Cerca de sete em cada dez mães escolhem a amamentação após o nascimento do bebê. No entanto, a realidade nos diz que apenas 20 por cento deles continuam amamentando após seis meses, que é a data mínima para amamentação recomendada pela Organização Mundial da Saúde (OMS).

O aleitamento materno apresenta múltiplos benefícios, tanto para a mãe quanto para o recém-nascido, principalmente no que se refere à prevenção de doenças como diabetes, doenças cardiovasculares, obesidade ou leucemia.
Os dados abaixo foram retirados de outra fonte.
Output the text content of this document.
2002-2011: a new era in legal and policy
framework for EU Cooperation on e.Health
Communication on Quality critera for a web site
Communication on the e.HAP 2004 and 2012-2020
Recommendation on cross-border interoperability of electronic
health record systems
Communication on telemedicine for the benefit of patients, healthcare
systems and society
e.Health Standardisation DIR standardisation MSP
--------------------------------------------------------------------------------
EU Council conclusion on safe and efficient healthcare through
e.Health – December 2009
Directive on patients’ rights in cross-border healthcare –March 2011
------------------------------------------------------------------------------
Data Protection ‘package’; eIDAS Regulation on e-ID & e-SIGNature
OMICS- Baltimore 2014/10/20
Esses benefícios são maiores quanto mais tempo a amamentação é prolongada.

A amamentação promove um melhor desenvolvimento psicomotor do bebê em seu primeiro ano de vida

Segundo especialistas, continuar a amamentar a criança após dois anos pode ajudar a reduzir o risco de obesidade em aproximadamente 25%, como a asma infantil, reduzir pela metade as chances de sofrer de otite média aguda e diminuir em 64%. % gastroenterite.

Além disso, também ajuda no desenvolvimento psicológico durante o primeiro ano de vida, como aponta a Dra. Marta Díaz, melhorando sua sociabilidade e até mesmo coeficiente intelectual.

A verdade é que nos países desenvolvidos nem sempre é fácil cumprir essas datas estabelecidas pela OMS. Os ritmos agitados da vida, a dificuldade das mulheres em conciliar o trabalho e a amamentação ou a falta de políticas sociais que permitam a extensão da licença materna são alguns dos motivos que levam as mães a interromper a amamentação mais cedo do que gostariam.

DICAS E CONSELHOS SOBRE AMAMENTAÇÃO (Setembro 2019).